GOVERNMENTS should not rush to implement new security measures after bombs were found on UPS planes last week, says the head of the International Air Transport Association (Iata), the airlines trade group.
Speaking at a security conference in Frankfurt, Iata’s head Giovanni Bisignani said: “Effective solutions are not developed unilaterally or in haste.”
He insisted that airline security has improved dramatically in recent years.
“We are much more secure than in 2001, but there is room for improvement,” he added. “The events in Yemen have put cargo security at the top of our agenda.”
Another Iata spokesman cautioned against “knee-jerk reactions” to the plot which could harm the air industry. Iata said improvements were needed, but that any response had to be measured.

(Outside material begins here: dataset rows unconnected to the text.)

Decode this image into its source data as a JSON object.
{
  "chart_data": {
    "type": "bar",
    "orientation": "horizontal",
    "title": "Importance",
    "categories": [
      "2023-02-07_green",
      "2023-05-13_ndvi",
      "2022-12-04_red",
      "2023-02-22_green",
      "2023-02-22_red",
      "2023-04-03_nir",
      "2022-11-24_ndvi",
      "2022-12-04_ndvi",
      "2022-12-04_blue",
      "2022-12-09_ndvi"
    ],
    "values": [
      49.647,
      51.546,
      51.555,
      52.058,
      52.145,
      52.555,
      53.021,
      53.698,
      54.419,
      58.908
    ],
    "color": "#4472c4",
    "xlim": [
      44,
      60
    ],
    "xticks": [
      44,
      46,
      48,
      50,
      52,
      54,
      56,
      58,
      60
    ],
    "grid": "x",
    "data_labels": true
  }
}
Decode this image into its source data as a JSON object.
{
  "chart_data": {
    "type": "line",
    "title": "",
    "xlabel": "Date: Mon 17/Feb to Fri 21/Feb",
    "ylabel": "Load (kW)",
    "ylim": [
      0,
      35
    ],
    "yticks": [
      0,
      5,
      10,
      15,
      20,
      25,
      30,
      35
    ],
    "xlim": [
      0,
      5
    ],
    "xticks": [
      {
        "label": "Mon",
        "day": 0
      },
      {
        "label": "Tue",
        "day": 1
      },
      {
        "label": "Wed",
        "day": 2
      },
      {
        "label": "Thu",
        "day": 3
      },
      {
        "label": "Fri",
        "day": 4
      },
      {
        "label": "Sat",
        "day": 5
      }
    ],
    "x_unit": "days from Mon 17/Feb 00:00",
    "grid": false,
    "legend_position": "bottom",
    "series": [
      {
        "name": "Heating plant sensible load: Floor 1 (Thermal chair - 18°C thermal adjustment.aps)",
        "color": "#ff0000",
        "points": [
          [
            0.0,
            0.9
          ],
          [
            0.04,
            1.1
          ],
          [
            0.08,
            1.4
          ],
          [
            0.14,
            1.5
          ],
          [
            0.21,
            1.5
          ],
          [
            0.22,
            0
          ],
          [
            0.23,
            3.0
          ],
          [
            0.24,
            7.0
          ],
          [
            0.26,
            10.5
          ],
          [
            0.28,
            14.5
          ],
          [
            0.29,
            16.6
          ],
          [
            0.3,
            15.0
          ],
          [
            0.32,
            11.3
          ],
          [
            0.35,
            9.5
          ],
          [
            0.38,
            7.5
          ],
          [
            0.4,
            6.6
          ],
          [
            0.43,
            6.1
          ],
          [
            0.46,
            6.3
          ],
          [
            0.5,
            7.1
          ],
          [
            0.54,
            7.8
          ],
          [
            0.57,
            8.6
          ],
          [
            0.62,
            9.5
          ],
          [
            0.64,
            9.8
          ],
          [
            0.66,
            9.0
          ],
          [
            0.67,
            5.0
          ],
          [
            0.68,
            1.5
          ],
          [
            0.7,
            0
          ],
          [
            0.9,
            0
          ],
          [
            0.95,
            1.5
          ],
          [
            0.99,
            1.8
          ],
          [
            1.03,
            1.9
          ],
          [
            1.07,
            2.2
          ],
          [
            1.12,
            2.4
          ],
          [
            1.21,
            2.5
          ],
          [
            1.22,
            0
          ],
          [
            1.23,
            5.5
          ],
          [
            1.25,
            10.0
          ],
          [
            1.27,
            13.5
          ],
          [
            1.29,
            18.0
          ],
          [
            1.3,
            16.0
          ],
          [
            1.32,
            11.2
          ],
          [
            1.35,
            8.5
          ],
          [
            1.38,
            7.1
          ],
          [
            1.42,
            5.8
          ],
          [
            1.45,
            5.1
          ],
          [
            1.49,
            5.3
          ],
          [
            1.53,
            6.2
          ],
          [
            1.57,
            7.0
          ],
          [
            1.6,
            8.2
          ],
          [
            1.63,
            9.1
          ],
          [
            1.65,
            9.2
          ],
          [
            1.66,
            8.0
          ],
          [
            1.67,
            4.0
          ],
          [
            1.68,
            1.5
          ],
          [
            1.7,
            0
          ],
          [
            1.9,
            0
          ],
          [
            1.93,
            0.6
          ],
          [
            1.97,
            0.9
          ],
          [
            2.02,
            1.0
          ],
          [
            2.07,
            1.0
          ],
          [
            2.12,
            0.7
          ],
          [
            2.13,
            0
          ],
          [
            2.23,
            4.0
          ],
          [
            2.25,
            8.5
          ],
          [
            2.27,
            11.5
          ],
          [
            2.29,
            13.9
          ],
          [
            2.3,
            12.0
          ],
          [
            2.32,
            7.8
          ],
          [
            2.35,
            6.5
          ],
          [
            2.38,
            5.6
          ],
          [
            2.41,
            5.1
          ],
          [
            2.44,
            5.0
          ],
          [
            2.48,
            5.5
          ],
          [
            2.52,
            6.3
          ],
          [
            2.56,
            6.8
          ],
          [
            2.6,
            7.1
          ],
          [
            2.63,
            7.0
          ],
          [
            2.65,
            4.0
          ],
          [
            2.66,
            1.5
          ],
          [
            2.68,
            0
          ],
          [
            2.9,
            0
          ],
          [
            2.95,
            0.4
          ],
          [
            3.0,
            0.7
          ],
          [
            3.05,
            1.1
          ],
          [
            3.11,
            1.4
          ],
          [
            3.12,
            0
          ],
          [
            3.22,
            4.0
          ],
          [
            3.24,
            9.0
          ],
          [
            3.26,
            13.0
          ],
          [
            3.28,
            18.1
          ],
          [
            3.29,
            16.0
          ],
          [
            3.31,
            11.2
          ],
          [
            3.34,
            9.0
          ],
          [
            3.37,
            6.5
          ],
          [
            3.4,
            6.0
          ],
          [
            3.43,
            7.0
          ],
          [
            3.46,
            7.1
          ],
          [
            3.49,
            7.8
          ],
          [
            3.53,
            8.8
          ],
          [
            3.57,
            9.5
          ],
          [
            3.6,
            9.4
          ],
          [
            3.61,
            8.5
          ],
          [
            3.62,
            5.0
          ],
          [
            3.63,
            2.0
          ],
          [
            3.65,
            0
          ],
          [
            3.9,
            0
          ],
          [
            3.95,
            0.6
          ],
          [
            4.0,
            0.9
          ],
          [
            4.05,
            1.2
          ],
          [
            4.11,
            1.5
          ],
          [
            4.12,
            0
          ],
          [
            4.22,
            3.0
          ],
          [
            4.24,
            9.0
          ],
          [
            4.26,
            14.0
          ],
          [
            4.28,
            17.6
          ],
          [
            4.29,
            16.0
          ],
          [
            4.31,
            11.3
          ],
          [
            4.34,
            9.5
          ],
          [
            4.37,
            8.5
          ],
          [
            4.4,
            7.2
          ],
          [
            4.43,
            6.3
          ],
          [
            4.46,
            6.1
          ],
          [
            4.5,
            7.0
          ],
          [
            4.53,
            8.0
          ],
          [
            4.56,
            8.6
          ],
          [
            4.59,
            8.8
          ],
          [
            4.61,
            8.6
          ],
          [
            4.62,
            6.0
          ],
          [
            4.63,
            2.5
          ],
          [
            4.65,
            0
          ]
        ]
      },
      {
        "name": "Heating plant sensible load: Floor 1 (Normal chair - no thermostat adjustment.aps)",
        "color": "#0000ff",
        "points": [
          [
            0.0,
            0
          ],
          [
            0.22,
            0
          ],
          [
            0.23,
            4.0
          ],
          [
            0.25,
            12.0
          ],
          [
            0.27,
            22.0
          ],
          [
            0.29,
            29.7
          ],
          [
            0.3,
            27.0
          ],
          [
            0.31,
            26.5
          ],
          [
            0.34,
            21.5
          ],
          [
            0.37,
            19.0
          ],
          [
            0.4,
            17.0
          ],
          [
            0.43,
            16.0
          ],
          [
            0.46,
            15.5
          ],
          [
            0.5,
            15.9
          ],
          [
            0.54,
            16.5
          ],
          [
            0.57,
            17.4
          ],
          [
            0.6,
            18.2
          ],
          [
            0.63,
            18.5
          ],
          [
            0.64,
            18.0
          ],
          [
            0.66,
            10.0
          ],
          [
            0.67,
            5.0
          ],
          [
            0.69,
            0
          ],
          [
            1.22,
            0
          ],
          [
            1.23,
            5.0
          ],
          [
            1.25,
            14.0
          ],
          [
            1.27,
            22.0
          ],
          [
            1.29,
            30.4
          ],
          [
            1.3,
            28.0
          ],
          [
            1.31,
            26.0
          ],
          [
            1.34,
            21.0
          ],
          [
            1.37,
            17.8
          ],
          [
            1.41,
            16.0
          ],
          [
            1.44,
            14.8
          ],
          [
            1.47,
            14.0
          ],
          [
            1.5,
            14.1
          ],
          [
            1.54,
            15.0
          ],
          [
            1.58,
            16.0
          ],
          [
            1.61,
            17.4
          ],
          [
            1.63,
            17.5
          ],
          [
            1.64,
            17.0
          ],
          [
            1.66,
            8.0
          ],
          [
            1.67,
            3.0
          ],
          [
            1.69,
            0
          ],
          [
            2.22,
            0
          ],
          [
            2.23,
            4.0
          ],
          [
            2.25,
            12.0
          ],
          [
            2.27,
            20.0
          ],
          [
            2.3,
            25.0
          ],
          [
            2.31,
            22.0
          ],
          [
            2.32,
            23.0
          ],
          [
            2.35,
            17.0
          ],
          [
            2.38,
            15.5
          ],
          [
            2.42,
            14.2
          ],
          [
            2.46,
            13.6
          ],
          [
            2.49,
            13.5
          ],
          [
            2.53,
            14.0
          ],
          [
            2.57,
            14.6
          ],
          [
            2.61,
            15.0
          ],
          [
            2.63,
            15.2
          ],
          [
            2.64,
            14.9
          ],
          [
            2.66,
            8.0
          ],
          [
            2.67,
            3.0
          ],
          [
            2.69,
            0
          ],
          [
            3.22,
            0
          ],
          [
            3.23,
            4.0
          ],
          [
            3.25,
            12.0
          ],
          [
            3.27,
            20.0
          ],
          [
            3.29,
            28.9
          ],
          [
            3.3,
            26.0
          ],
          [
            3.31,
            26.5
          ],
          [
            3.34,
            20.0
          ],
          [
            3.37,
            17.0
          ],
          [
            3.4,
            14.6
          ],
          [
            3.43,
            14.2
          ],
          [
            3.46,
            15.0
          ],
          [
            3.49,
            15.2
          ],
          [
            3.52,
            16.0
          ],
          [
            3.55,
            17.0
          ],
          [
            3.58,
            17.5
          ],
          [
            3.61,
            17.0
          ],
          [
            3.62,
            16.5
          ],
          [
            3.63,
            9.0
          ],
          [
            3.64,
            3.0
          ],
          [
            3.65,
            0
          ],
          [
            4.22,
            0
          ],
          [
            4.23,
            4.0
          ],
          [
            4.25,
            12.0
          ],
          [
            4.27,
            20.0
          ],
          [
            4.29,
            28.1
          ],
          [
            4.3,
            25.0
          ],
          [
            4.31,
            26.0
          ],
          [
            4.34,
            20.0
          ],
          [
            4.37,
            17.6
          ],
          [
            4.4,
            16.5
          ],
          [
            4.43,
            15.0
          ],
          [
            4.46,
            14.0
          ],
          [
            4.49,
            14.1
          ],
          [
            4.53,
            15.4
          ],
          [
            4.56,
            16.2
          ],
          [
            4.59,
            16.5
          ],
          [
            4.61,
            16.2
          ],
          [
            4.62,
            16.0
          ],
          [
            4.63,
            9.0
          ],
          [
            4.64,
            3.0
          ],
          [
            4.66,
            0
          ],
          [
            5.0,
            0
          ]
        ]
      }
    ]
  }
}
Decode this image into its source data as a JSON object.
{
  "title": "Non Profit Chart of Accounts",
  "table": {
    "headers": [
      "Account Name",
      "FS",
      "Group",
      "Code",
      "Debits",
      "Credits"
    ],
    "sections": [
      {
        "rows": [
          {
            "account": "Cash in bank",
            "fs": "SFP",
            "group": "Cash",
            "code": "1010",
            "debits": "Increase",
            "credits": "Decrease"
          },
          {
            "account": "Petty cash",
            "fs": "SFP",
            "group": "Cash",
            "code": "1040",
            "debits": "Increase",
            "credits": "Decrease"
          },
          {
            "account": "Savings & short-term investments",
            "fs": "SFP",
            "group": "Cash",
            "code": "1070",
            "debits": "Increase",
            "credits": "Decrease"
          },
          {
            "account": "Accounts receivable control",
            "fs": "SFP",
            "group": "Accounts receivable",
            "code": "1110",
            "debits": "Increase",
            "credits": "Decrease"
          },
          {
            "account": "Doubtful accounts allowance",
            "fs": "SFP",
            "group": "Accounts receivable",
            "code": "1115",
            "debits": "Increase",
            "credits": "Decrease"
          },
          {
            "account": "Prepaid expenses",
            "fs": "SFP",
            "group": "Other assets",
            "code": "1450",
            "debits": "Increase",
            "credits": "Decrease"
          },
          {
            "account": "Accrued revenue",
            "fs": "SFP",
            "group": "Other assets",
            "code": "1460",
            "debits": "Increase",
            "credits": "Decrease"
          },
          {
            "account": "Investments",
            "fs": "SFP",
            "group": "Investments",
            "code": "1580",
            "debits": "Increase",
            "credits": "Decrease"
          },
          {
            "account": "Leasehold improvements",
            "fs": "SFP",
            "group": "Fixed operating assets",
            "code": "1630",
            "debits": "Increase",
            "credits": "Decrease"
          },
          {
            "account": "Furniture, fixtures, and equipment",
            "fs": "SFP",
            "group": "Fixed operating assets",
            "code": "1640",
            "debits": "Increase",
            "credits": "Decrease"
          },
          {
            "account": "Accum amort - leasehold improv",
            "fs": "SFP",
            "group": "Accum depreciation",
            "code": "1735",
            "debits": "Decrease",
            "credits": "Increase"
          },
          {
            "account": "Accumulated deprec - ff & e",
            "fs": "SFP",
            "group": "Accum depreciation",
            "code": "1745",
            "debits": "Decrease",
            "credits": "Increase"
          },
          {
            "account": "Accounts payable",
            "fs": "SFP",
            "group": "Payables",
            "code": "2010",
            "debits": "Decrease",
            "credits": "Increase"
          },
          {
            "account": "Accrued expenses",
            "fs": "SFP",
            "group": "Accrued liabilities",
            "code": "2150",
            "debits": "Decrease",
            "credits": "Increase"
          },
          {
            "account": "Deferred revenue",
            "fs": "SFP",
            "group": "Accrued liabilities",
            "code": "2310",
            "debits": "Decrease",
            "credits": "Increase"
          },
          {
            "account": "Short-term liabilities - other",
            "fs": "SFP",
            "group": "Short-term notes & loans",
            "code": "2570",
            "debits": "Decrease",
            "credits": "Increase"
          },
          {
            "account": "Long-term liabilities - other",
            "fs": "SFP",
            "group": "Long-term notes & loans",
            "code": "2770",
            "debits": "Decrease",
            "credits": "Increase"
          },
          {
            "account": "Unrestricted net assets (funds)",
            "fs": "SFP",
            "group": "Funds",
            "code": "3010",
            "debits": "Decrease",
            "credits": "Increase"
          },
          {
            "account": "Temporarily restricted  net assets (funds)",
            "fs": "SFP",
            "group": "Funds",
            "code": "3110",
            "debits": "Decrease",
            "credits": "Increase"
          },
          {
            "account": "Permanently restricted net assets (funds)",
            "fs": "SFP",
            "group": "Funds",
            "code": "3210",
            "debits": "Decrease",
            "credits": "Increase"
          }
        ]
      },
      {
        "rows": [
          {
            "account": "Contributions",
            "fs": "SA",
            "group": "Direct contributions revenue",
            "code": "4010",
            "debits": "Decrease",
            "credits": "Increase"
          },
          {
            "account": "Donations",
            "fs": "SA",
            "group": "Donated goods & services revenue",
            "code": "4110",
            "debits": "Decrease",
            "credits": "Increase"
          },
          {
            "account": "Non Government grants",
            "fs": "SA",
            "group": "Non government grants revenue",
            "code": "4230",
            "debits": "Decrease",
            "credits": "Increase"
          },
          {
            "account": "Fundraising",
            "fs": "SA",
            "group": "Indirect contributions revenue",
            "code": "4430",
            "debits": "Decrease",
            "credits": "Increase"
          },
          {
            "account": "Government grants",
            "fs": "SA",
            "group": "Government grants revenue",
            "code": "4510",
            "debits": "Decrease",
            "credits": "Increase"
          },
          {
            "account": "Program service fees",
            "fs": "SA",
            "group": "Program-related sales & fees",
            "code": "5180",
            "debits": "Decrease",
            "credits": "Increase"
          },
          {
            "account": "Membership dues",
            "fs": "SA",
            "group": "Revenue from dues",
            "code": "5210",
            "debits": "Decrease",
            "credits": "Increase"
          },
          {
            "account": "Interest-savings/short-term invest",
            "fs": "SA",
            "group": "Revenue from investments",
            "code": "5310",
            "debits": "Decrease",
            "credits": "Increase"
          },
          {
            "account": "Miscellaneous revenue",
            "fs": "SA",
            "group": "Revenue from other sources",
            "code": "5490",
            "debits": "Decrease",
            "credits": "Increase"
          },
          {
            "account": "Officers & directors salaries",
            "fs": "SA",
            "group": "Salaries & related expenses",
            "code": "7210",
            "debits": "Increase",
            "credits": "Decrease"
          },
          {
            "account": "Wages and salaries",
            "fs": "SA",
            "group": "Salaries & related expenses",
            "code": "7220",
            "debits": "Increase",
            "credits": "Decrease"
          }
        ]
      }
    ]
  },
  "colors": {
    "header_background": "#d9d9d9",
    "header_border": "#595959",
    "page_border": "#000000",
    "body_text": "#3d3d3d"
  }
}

Among the recommendations that Iata makes for improving cargo security are: shifting the focus for airline security from finding bombs to intelligence-gathering; using more electronic screening for freight to make monitoring easier; and finding new “government-certified technology” to screen items of cargo.
“There is some promising technology but it is taking far too long to move from the laboratory to the airport,” said Bisignani.
The man who heads up America’s Transportation Security Administration, John Pistole, echoed Bisignani’s sentiments in comments he made at the security conference and suggested a calm approach. “Security cannot bring business to a standstill,” he said. “We must strike that balance. The US government understands this well.”
Airlines carried 26 million tonnes of freight in 2009 and that is set to increase rapidly over the next few years.